À parte a eventual sobrecarga de tédio advinda com a pandemia, é preciso reconhecer, segundo o filósofo, que o tédio “Não é apenas um estado mental interior; é também uma característica do mundo, pois participamos de práticas sociais saturadas de tédio”. Enfim, uns se entediam com o mundo enquanto outros se entediam consigo próprios. No atual confinamento, o tédio do mundo foi quebrado por um evento global fortuito, poderoso, e que curiosa e paradoxalmente deságua no tédio pessoal, este sobretudo disparado por uma nova relação com o tempo.  Svendsen observa que “O tédio normalmente surge quando não podemos fazer o que queremos ou temos de fazer o que não queremos”. Essa é a carapuça que a pandemia pôs em todas as cabeças. Como se livrar dela?

No confinamento, o vazio do tédio desafia nossas forças interiores. Na vida em geral, o tédio inspira a criação e impulsiona novas ações, é como diz o filósofo: “A enorme ênfase que damos à originalidade e à inovação revela que a vida, em grande medida, é entediante”. Nesse sentido, o confinamento há de nos fazer descobrir novos e até insuspeitados interesses. De resto, que dizer do tédio que para muitos já impregnava a existências antes mesmo da pandemia e do isolamento social?

Como se sabe, alguns psicólogos observaram, dentre os sobreviventes do Holocausto, que muitos possuíam em comum uma espécie de controle íntimo sobre a situação adversa. Algo semelhante, também ocorreu do lado dos nazistas. Há o exemplo emblemático de Albert Speer que na prisão de Spandau, nos arredores de Berlim, além de escrever profusamente, chegou, ao longo de dezenove anos, a caminhar 31.936 quilômetros sobre um mapa do mundo imaginário! A lição é óbvia: dotar de significado o que se faz, embora nem tudo que se faça tenha significado. As pessoas em geral desejam tempo livre, mas o que fazem verdadeiramente de bom quando têm esse tempo livre? Matam-no da maneira mais covarde, desperdiçando-o inconsequentemente.

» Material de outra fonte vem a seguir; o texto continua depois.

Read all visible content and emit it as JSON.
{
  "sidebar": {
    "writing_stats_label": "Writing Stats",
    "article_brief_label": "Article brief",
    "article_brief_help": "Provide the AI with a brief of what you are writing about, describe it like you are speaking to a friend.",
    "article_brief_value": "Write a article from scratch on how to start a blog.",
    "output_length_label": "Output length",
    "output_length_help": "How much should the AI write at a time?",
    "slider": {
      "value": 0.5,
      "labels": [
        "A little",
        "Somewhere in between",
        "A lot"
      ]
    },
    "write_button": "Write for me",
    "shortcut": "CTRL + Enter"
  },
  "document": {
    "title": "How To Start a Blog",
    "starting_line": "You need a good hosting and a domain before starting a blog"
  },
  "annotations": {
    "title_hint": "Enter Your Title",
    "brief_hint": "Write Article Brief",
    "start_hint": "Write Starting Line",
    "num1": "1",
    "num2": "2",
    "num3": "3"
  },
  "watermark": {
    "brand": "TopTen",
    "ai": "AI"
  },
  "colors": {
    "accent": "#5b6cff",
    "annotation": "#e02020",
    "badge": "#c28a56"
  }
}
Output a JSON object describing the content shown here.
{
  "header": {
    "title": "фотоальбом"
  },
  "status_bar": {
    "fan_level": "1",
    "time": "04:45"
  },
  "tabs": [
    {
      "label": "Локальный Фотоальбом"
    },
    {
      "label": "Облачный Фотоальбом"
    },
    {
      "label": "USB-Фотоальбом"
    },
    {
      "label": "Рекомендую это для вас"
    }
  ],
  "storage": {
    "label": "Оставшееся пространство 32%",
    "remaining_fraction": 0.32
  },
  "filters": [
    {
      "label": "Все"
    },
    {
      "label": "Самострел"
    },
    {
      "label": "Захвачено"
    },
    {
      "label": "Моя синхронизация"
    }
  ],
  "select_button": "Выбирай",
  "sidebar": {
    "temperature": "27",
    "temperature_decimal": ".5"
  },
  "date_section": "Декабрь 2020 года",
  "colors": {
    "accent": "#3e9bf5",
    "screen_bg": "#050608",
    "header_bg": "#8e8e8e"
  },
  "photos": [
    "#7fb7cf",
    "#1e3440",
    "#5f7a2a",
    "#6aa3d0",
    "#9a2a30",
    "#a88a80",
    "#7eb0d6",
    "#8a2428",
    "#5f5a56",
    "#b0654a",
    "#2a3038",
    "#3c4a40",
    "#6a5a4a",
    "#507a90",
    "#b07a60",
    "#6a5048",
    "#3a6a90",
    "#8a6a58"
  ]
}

No caso do confinamento, muitas pessoas descobriram que a passagem do tempo, desacelerada pela redução da vida frenética, resultou numa guinada violenta que as colocou diante de um invisível, mas poderoso espelho. Algo assim ocorre com o silêncio (que também deu o ar de sua graça), pois, como observa Guimarães Rosa pela voz de Riobaldo: “O senhor sabe o que o silêncio é? É a gente mesmo, demais”. Deparar-se consigo mesmo nunca foi exercício fácil. Enquanto isso, o mundo lá fora é, nas palavras de Svendsen, “[…] uma corrida desordenada às diversões, ao lazer, [que] indica precisamente o medo do vazio que nos cerca”, pois diz ele: “Não suportamos viver sem algum tipo de conteúdo que possamos ver como constituidor de significado. A falta de sentido é entediante […] O tédio pode ser compreendido como um desconforto que comunica que a necessidade de significado não está sendo satisfeita”.

À exceção dos casos patológicos (é claro que o tema da saúde mental pessoal e coletiva permeia a situação de confinamento), o tédio, dispensável dizer, é precioso na medida em que nos obriga a ressignificar valores e conteúdos. Posto em perspectiva e em dialético contraste com o repertório do mundo, ele nos faz reconsiderar os hábitos e sair do automatismo opressor a que nos entregamos. Somado ao confinamento, pode servir de fonte e de estímulo a uma reinvenção criadora.